May Cinema, 5 Hassan Shukri Street, Haifa, Architect Yehuda Lilienfeld. Image © Itzhak Kalter

The master plans developed during the British Mandate for each of the region’s major cities also show varying degrees of Modernist architectural influence based on their existing urban footprints. Modern materials and forms were adapted in response to the climate and geography of the region. Tel Aviv in particular was perceived as a “blank slate,” open to the embrace of new architectural modes.


Bat Galim Casino, Haifa, 1934, Architect Alfred Goldberger. Image © Itzhak Kalter

Bat Galim Casino, Haifa, 1934, Architect Alfred Goldberger. Image © Itzhak Kalter

This exhibition focuses on three phases of design, each presented in a separate section: “Architectural Precedents,” new to the show at Yale, focuses on buildings inspired by a classical, colonial, or Byzantine architecture as well as by early Modernist notions. “Emergence of a Modernist Language,” which was the focus of the original exhibition, includes buildings that were influenced largely by the principles of European Modernism and its rigor. The spatial language of the buildings is clearer and hierarchical, and lends itself to fewer interpretations. The third section, also added to the Yale exhibition “Hybrid Modernism,” focuses on buildings that relied on the Modernist language but were no longer entirely given over to its tenets or syntax.

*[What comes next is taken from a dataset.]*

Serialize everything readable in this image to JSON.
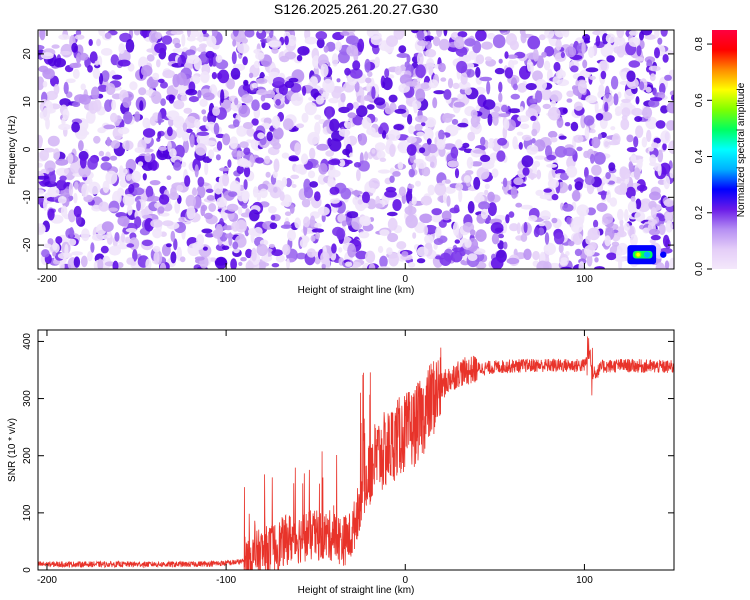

Bialik School, Levinsky Street Tel Aviv­Jaffa, 1930’s, Architetc Ya’acov Shiffman Ben Sira. Image © Itzhak Kalter

Bialik School, Levinsky Street Tel Aviv­Jaffa, 1930’s, Architetc Ya’acov Shiffman Ben Sira. Image © Itzhak Kalter

Highlighting the architectural vocabulary of the time, the exhibition explores such attributes as double-layer facades, public use of rooftops, mixed expressions of engagement with the street, the intermingling of public sidewalks and private gardens, and the typology of workers’ housing. Case studies include Shmuel (Sam) Barkai’s Aginsky House (1934) and Lubin House (1937); Alfred Goldberger’s Bat Galim Casino (1934); Dov Karmi’s Max Liebling House (1936); Theodor Menkes’sGlass House (1938); Zeev Rechter’s Angel House (1933); and Arieh Sharon’s Workers’ Housing (“Meonot Ovdim,” 1937).


Workers’ Housing, City block of Frishman, Dov Hoz, Frug Streets, Tel Aviv­Jaffa, 1934, Architect Arieh Sharon. Image © Itzhak Kalter

Workers’ Housing, City block of Frishman, Dov Hoz, Frug Streets, Tel Aviv­Jaffa, 1934, Architect Arieh Sharon. Image © Itzhak Kalter

Karmi-Melamede, who will give a gallery talk on September 15, designed the Supreme Court building in Jerusalem (1992), the campus of the Interdisciplinary Center in Herzliya (1993), the Open University in Ra’anana (2004), among many other projects. Establishing her own firm in 1992, she has also been a professor of architecture at Columbia University (1977–82), Yale School of Architecture(1985 and 1993), and the University of Pennsylvania (1991).